On Monday, the FDA granted Sinovac its much-awaited emergency use authorization, but also said that the vaccine may not be suitable for health workers directly exposed to COVID-19 patients because of its 50.4% efficacy rating in a study in Brazil.
This prompted the DOH to consult the NITAG for its recommendation on how to distribute the vaccine given its lower efficacy among health workers and the current prioritization framework of the government.
“The DOH, the Food and Drug Administration and our panel of experts concurred that current available evidence is enough to establish that the vaccine is safe for use,” Health Undersecretary Maria Rosario Vergeire said during a briefing on Friday with members of the NITAG and the DOH Technical Advisory Group (TAG).
“NITAG and the TAG (technical advisory group) has deemed it sufficient to recommend the use of the vaccine for health care workers as it bears to reiterate that our goal for prioritizing health care workers for vaccination is to reduce morbidity and mortality among their group, while they maintain the most critical essential health services,” she added.
Vergeire said the NITAG already presented the recommendation to the Inter-Agency Task Force (IATF) on COVID-19 response.
“Just this morning we presented to the IATF and we got approval already. This will also be presented to the President,” she said.
This approval “is an assurance that the use of Sinovac is safe and beneficial to our healthcare workers,” said Palace spokesman Harry Roque.
“As we have said in many occasions, healthcare workers are the most critical frontliners in our fight against COVID-19 and they remain at the top of our priority list for vaccination,” Roque said in a statement.
“We are confident that many of our healthcare workers would get themselves inoculated to boost public confidence in our mass vaccination program against the coronavirus,” he added.
Sinovac’s COVID-19 vaccine will be the first to be rolled out in the Philippines. First in line are health workers in COVID-dedicated hospitals. Vergeire said they are still finalizing which hospitals will receive the jabs.
ALLOWED TO WAIT
The DOH and its advisory groups said that health workers may decline or choose to wait for another vaccine. It won’t affect their priority status.
However, Dr. Nina Castillo-Carandang said the health workers’ readiness to accept COVID-19 vaccines is expected to affect vaccine confidence among the general public.
“If health care workers are reluctant to accept vaccination then that also sends a signal to the general public. We'd like to offer this opportunity for health care workers, if they're willing to do so to have themselves vaccinated with Sinovac,” she said.
Castillo-Carandang said that while health workers may wait for another brand, there is no assurance when the next one would arrive.
Health workers have expressed concern over the reported low efficacy rate of the Sinovac vaccine.
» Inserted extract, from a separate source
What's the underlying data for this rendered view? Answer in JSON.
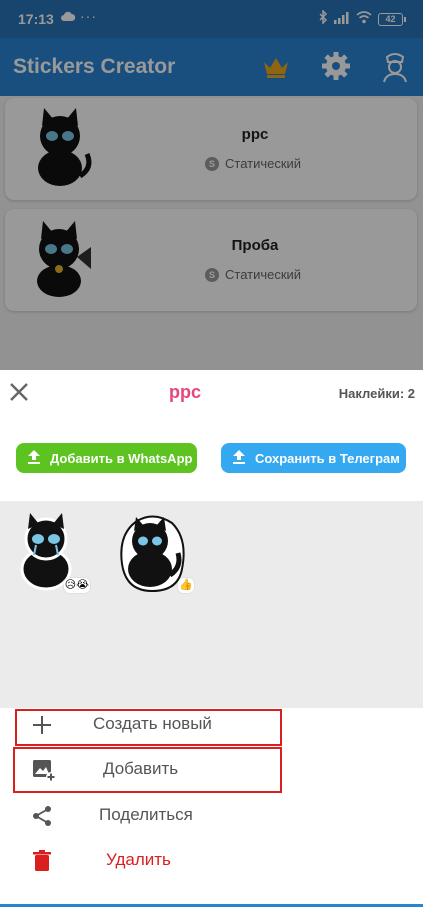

Dr. Maria Consorcia Quizon, another NITAG member, said Sinovac is a “safe vaccine.”
“[Sinovac] is safe for use for health care workers. We need to protect them. Since ito ang available ngayon, kailangan nating gamitin para sa kanila (Since this is the one available now, then we must use it for them),” Quizon said.
Vergeire pointed out that safety and efficacy are measured separately and that studies have shown that Sinovac’s vaccine is safe.
Dr. John Wong, a member of the DOH TAG, said while the vaccine’s overall efficacy rate for health workers aged 18 to 59 was at around 50%, it has higher efficacy against more severe cases of the disease.
He said for moderate cases, the efficacy was at 72%, and for severe cases it was at 100%.
“If we had this vaccine last year in NCR, we could have averted 42 health worker deaths and averted 3,300 cases,” he said.
The FDA previously said that the vaccine, which used the traditional inactivated virus platform, only results in common vaccination side effects although more time is needed for observation.
Asked if the DOH will still wait for the recommendation of the Health Technology Assessment Council, an independent advisory group, a member of the NITAG said it is not necessary since the first batch of 600,000 Sinovac vaccine doses were donated.
Vergeire said the vaccines of Sinovac that will arrive on Sunday will be in single dose vials and will not require special syringes.